You can pass options into the function call to customize what you get:

var bowerFiles = require('bower-files')
var jsLib      = bowerFiles({ext: 'js'});
  • options.cwd - Your current working directory to look for bower.json and bower_components. MUST be an absolute path. Default: process.cwd()

  • options.json - The path to your bower.json file. Could be components.json if you wanted! If you use a relative path, it will prepend the options.cwd. If you use an absolute path, it will ignore the options.cwd. Default: 'bower.json'

  • options.dir - The path to your bower_components. Same as options.json in relation to your options.cwd. Default: 'bower_components'

  • options.componentJson - The filename that shows up from bower in each component that contains sub-dependencies and it's 'main' declaration. Default: .bower.json

  • options.symlinkedJson - The filename that shows up from bower for symlinked components. Default: bower.json

  • options.ext (Boolean/String) - Whether or not to split up the dependencies by extension. If a String is passed, it will only return the files with the given extension (don't include the '.'). Default: true

  • options.dev (Boolean) - Whether or not to include devDependencies. Default: false

  • options.self (Boolean) - Whether or not to include the main definition in the given bower.json file.

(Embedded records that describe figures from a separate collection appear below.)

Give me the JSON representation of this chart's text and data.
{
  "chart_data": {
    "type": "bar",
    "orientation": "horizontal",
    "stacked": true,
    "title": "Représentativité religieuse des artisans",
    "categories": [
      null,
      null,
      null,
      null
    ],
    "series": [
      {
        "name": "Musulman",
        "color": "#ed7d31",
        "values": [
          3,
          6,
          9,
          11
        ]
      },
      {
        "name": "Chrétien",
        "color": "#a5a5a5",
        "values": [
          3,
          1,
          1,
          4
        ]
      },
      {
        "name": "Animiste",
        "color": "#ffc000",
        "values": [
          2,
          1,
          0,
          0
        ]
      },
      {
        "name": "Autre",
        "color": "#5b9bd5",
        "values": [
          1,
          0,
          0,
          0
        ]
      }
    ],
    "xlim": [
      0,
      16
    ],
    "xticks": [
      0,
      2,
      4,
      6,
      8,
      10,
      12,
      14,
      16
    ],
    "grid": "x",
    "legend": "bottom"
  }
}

  • options.join (Object) - You can specify join specifications to join certain extensions into a single group.

Example:

var lib = require('bower-files')({
  join: {fonts: ['eot', 'woff', 'svg', 'ttf']}
});
console.log(lib.fonts);
// now lib.fonts includes all .eot, .woff, .svg, and .ttf files

Default: false

  • options.overrides (Object) - An overrides object to override specific package main files. Occasionally, you'll find a bower component that has no defined main property. So here, you pass in an object that looks like this:
var lib = require('bower-files')({
  overrides: {
    jQuery: {
      main: './dist/jquery.min.js',
      dependencies: {}
    }
  }
});

Note that you can also add this POJO into bower.json in JSON form, but if you specify an overrides directly when calling bower-files, it will override the bower.json version.

Troubleshooting

There are a few things that can go wrong.

Make sure you bower install. That will solve a lot of your issues.

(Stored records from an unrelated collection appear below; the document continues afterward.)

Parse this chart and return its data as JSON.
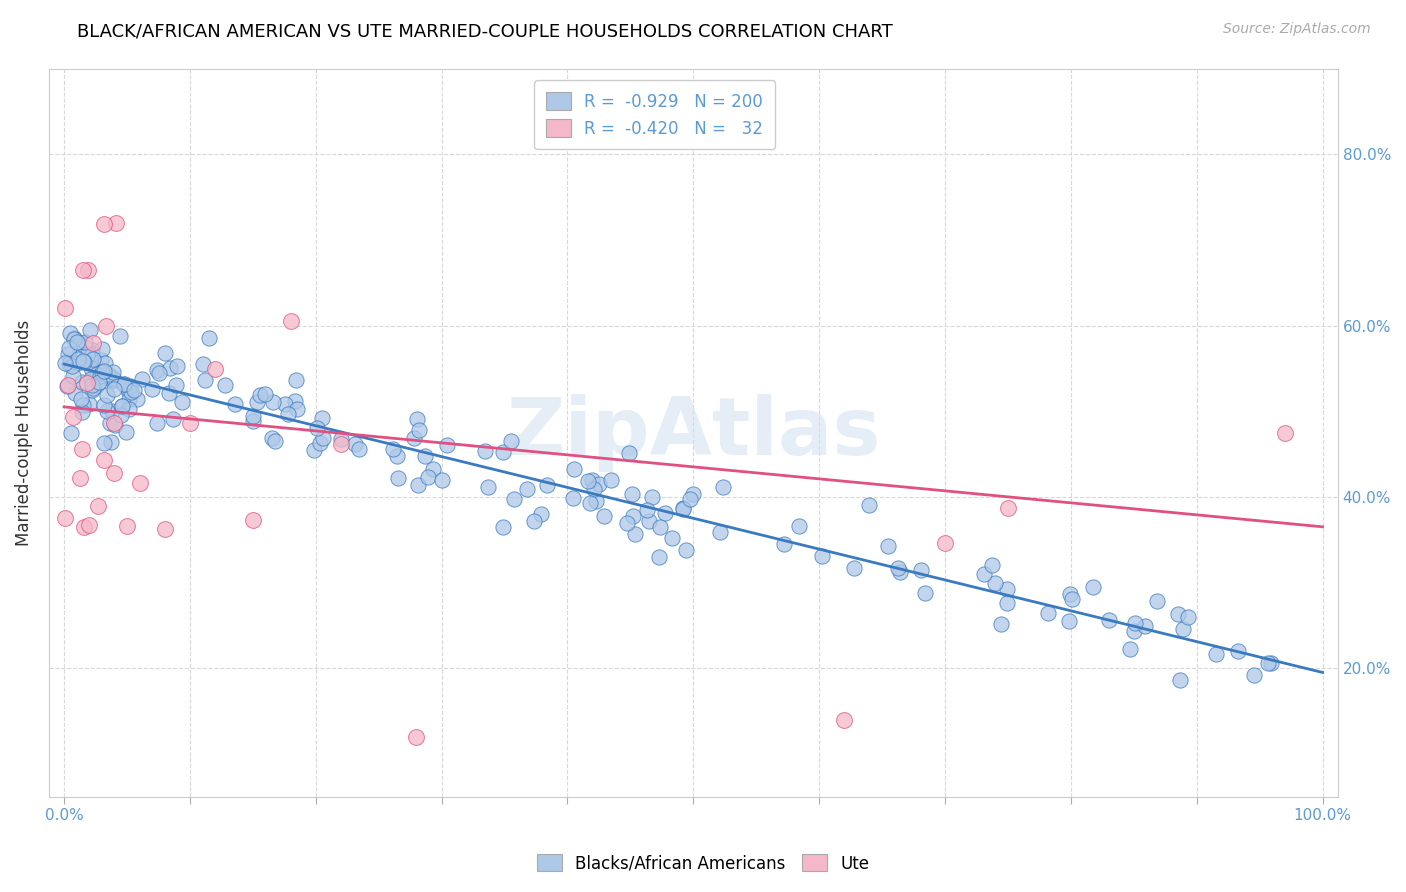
{
  "title": "BLACK/AFRICAN AMERICAN VS UTE MARRIED-COUPLE HOUSEHOLDS CORRELATION CHART",
  "source": "Source: ZipAtlas.com",
  "ylabel": "Married-couple Households",
  "legend_label1": "Blacks/African Americans",
  "legend_label2": "Ute",
  "legend_R1": "-0.929",
  "legend_N1": "200",
  "legend_R2": "-0.420",
  "legend_N2": "32",
  "color_blue": "#aec8e8",
  "color_pink": "#f4b8c8",
  "line_color_blue": "#3a7abf",
  "line_color_pink": "#e05080",
  "watermark": "ZipAtlas",
  "blue_line_start_y": 0.555,
  "blue_line_end_y": 0.195,
  "pink_line_start_y": 0.505,
  "pink_line_end_y": 0.365,
  "ytick_positions": [
    0.2,
    0.4,
    0.6,
    0.8
  ],
  "ytick_labels": [
    "20.0%",
    "40.0%",
    "60.0%",
    "80.0%"
  ],
  "xlim": [
    -0.012,
    1.012
  ],
  "ylim": [
    0.05,
    0.9
  ],
  "title_fontsize": 13,
  "source_fontsize": 10,
  "legend_fontsize": 12,
  "tick_fontsize": 11
}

Occasionally, you will come across a bower component that doesn't have a main property defined in it's bower.json (jQuery didn't used to have it). Because this is how we determine which files to include, it won't include the component, but it will return an error. You can, however, provide it with the correct file.

In your own bower.json, provide an "overrides" property that looks something like this:

{
  ...
  "overrides": {
    "jquery": {
      "main": "./dist/jquery.js"
    }
  }
}

The main property can be a string representing the relative path within the component directory to the main file to be included, or it can be an array of relative paths, or even a relative glob.

Development

You can also run npm test, and it does basically does the same thing as gulp test, but an error will be thrown because it does some more istanbul stuff to send data to the coverage server. When this project runs through travis, it also sends coverage data to coveralls.io.

When forking and doing pull requests, work off of the develop branch. I won't be super strict on this, but it's what I would prefer. That way we can keep master clean.